Primary LanguagePythonMIT LicenseMIT

Deep Cluster

Deep cluster is a clustering technique that combines the Autoencoder and K-Means algorithms.

K-Means clustering is performed using a low dimensional latent-vector extracted from AE.

This provides better performance than K-Means clustering raw data.

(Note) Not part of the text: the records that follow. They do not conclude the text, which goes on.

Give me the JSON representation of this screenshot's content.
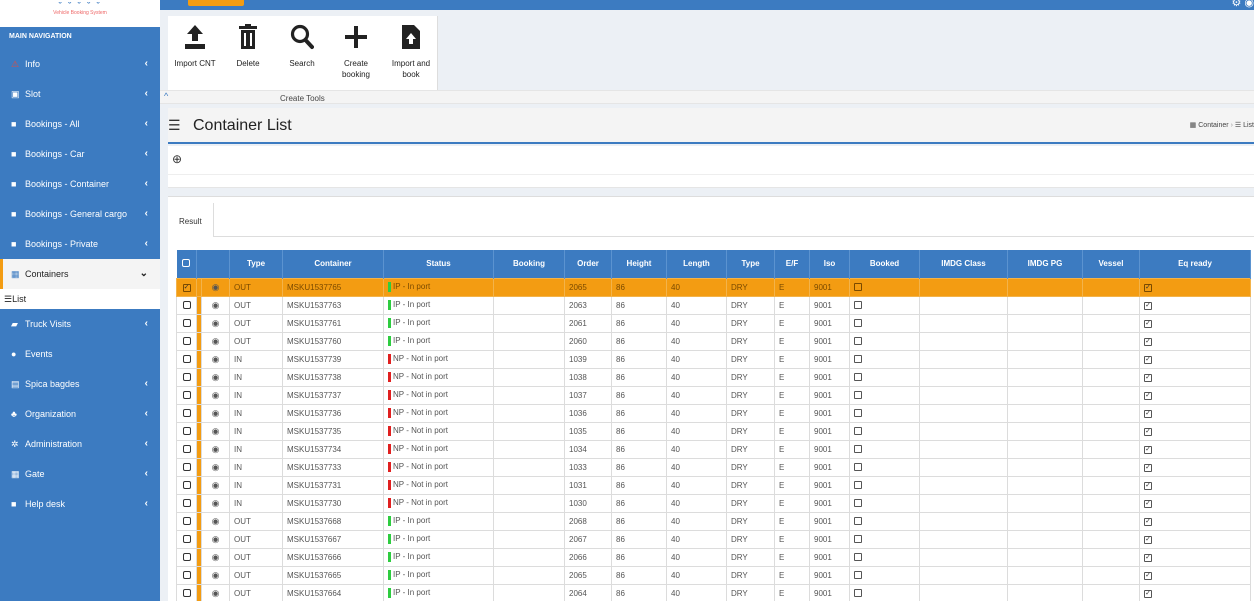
{
  "logo": {
    "mark": "ˇ ˇ ˇ ˇ ˇ",
    "subtitle": "Vehicle Booking System"
  },
  "sidebar": {
    "header": "MAIN NAVIGATION",
    "items": [
      {
        "label": "Info",
        "icon": "warning-icon",
        "has_chevron": true
      },
      {
        "label": "Slot",
        "icon": "calendar-icon",
        "has_chevron": true
      },
      {
        "label": "Bookings - All",
        "icon": "folder-icon",
        "has_chevron": true
      },
      {
        "label": "Bookings - Car",
        "icon": "folder-icon",
        "has_chevron": true
      },
      {
        "label": "Bookings - Container",
        "icon": "folder-icon",
        "has_chevron": true
      },
      {
        "label": "Bookings - General cargo",
        "icon": "folder-icon",
        "has_chevron": true
      },
      {
        "label": "Bookings - Private",
        "icon": "folder-icon",
        "has_chevron": true
      },
      {
        "label": "Containers",
        "icon": "grid-icon",
        "has_chevron": true,
        "active": true
      },
      {
        "label": "Truck Visits",
        "icon": "truck-icon",
        "has_chevron": true
      },
      {
        "label": "Events",
        "icon": "info-circle-icon",
        "has_chevron": false
      },
      {
        "label": "Spica bagdes",
        "icon": "id-card-icon",
        "has_chevron": true
      },
      {
        "label": "Organization",
        "icon": "users-icon",
        "has_chevron": true
      },
      {
        "label": "Administration",
        "icon": "cogs-icon",
        "has_chevron": true
      },
      {
        "label": "Gate",
        "icon": "grid-icon",
        "has_chevron": true
      },
      {
        "label": "Help desk",
        "icon": "folder-icon",
        "has_chevron": true
      }
    ],
    "sub_item": "List"
  },
  "toolbar": {
    "tools": [
      {
        "label": "Import CNT",
        "icon": "upload-icon"
      },
      {
        "label": "Delete",
        "icon": "trash-icon"
      },
      {
        "label": "Search",
        "icon": "search-icon"
      },
      {
        "label": "Create booking",
        "icon": "plus-icon"
      },
      {
        "label": "Import and book",
        "icon": "file-import-icon"
      }
    ],
    "group_label": "Create Tools"
  },
  "page": {
    "title": "Container List",
    "breadcrumb": [
      "Container",
      "List"
    ],
    "tab": "Result"
  },
  "colors": {
    "primary": "#3c7bc1",
    "accent": "#f39c12",
    "in_port": "#2ecc40",
    "not_in_port": "#e02020"
  },
  "table": {
    "columns": [
      "Type",
      "Container",
      "Status",
      "Booking",
      "Order",
      "Height",
      "Length",
      "Type",
      "E/F",
      "Iso",
      "Booked",
      "IMDG Class",
      "IMDG PG",
      "Vessel",
      "Eq ready"
    ],
    "rows": [
      {
        "dir": "OUT",
        "container": "MSKU1537765",
        "status": "IP - In port",
        "in_port": true,
        "booking": "",
        "order": "2065",
        "height": "86",
        "length": "40",
        "ctype": "DRY",
        "ef": "E",
        "iso": "9001",
        "selected": true
      },
      {
        "dir": "OUT",
        "container": "MSKU1537763",
        "status": "IP - In port",
        "in_port": true,
        "booking": "",
        "order": "2063",
        "height": "86",
        "length": "40",
        "ctype": "DRY",
        "ef": "E",
        "iso": "9001"
      },
      {
        "dir": "OUT",
        "container": "MSKU1537761",
        "status": "IP - In port",
        "in_port": true,
        "booking": "",
        "order": "2061",
        "height": "86",
        "length": "40",
        "ctype": "DRY",
        "ef": "E",
        "iso": "9001"
      },
      {
        "dir": "OUT",
        "container": "MSKU1537760",
        "status": "IP - In port",
        "in_port": true,
        "booking": "",
        "order": "2060",
        "height": "86",
        "length": "40",
        "ctype": "DRY",
        "ef": "E",
        "iso": "9001"
      },
      {
        "dir": "IN",
        "container": "MSKU1537739",
        "status": "NP - Not in port",
        "in_port": false,
        "booking": "",
        "order": "1039",
        "height": "86",
        "length": "40",
        "ctype": "DRY",
        "ef": "E",
        "iso": "9001"
      },
      {
        "dir": "IN",
        "container": "MSKU1537738",
        "status": "NP - Not in port",
        "in_port": false,
        "booking": "",
        "order": "1038",
        "height": "86",
        "length": "40",
        "ctype": "DRY",
        "ef": "E",
        "iso": "9001"
      },
      {
        "dir": "IN",
        "container": "MSKU1537737",
        "status": "NP - Not in port",
        "in_port": false,
        "booking": "",
        "order": "1037",
        "height": "86",
        "length": "40",
        "ctype": "DRY",
        "ef": "E",
        "iso": "9001"
      },
      {
        "dir": "IN",
        "container": "MSKU1537736",
        "status": "NP - Not in port",
        "in_port": false,
        "booking": "",
        "order": "1036",
        "height": "86",
        "length": "40",
        "ctype": "DRY",
        "ef": "E",
        "iso": "9001"
      },
      {
        "dir": "IN",
        "container": "MSKU1537735",
        "status": "NP - Not in port",
        "in_port": false,
        "booking": "",
        "order": "1035",
        "height": "86",
        "length": "40",
        "ctype": "DRY",
        "ef": "E",
        "iso": "9001"
      },
      {
        "dir": "IN",
        "container": "MSKU1537734",
        "status": "NP - Not in port",
        "in_port": false,
        "booking": "",
        "order": "1034",
        "height": "86",
        "length": "40",
        "ctype": "DRY",
        "ef": "E",
        "iso": "9001"
      },
      {
        "dir": "IN",
        "container": "MSKU1537733",
        "status": "NP - Not in port",
        "in_port": false,
        "booking": "",
        "order": "1033",
        "height": "86",
        "length": "40",
        "ctype": "DRY",
        "ef": "E",
        "iso": "9001"
      },
      {
        "dir": "IN",
        "container": "MSKU1537731",
        "status": "NP - Not in port",
        "in_port": false,
        "booking": "",
        "order": "1031",
        "height": "86",
        "length": "40",
        "ctype": "DRY",
        "ef": "E",
        "iso": "9001"
      },
      {
        "dir": "IN",
        "container": "MSKU1537730",
        "status": "NP - Not in port",
        "in_port": false,
        "booking": "",
        "order": "1030",
        "height": "86",
        "length": "40",
        "ctype": "DRY",
        "ef": "E",
        "iso": "9001"
      },
      {
        "dir": "OUT",
        "container": "MSKU1537668",
        "status": "IP - In port",
        "in_port": true,
        "booking": "",
        "order": "2068",
        "height": "86",
        "length": "40",
        "ctype": "DRY",
        "ef": "E",
        "iso": "9001"
      },
      {
        "dir": "OUT",
        "container": "MSKU1537667",
        "status": "IP - In port",
        "in_port": true,
        "booking": "",
        "order": "2067",
        "height": "86",
        "length": "40",
        "ctype": "DRY",
        "ef": "E",
        "iso": "9001"
      },
      {
        "dir": "OUT",
        "container": "MSKU1537666",
        "status": "IP - In port",
        "in_port": true,
        "booking": "",
        "order": "2066",
        "height": "86",
        "length": "40",
        "ctype": "DRY",
        "ef": "E",
        "iso": "9001"
      },
      {
        "dir": "OUT",
        "container": "MSKU1537665",
        "status": "IP - In port",
        "in_port": true,
        "booking": "",
        "order": "2065",
        "height": "86",
        "length": "40",
        "ctype": "DRY",
        "ef": "E",
        "iso": "9001"
      },
      {
        "dir": "OUT",
        "container": "MSKU1537664",
        "status": "IP - In port",
        "in_port": true,
        "booking": "",
        "order": "2064",
        "height": "86",
        "length": "40",
        "ctype": "DRY",
        "ef": "E",
        "iso": "9001"
      }
    ]
  }
}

Below are the results of benchmarking using the uncategorized MNIST and Fasion-MNIST datasets.

MNIST Benchmark

Class KMeans Deep Cluster
0 0.89 0.89
1 0.99 0.89
2 0.70 0.87
3 0.63 0.82
4 0.54 0.96
5 0.00 0.39
6 0.83 0.90
7 0.60 0.84
8 0.59 0.77
9 0.00 0.00
avg 0.58 0.73

Fashion MNIST Benchmark

Class KMeans Deep Cluster
0 0.56 0.83
1 0.90 0.90
2 0.00 0.57
3 0.00 0.87
4 0.59 0.64
5 0.62 0.00
6 0.34 0.00
7 0.78 0.80
8 0.77 0.91
9 0.93 0.97
avg 0.55 0.65

Things we tried that didn't work

  • Convolutional Autoencoder

    • CAE was used to extract a better latent vector, but it was not as good as Dense AE.
  • Convolutional Encoder with Dense Decoder

    • Convolution and pooling were repeated to expand the filter's receptive field, and eventually the latent vector was extracted through Global Average Pooling. Dense Decoder was used to restore the extracted late vector to the original image. But the result was not as good as Dense AE.
  • Dense Encoder with Convolutional Decoder

    • Likewise, the result was worse than Dense AE.
  • Leaky or Parametric ReLU activation

    • First, we used an active function with a negative gradient throughout the model.
    • Second, we used an active function that had a negative gradient only at the output of the latent vector.
    • The above two attempts resulted in worse results than using the Vanilla ReLU active function on all layers.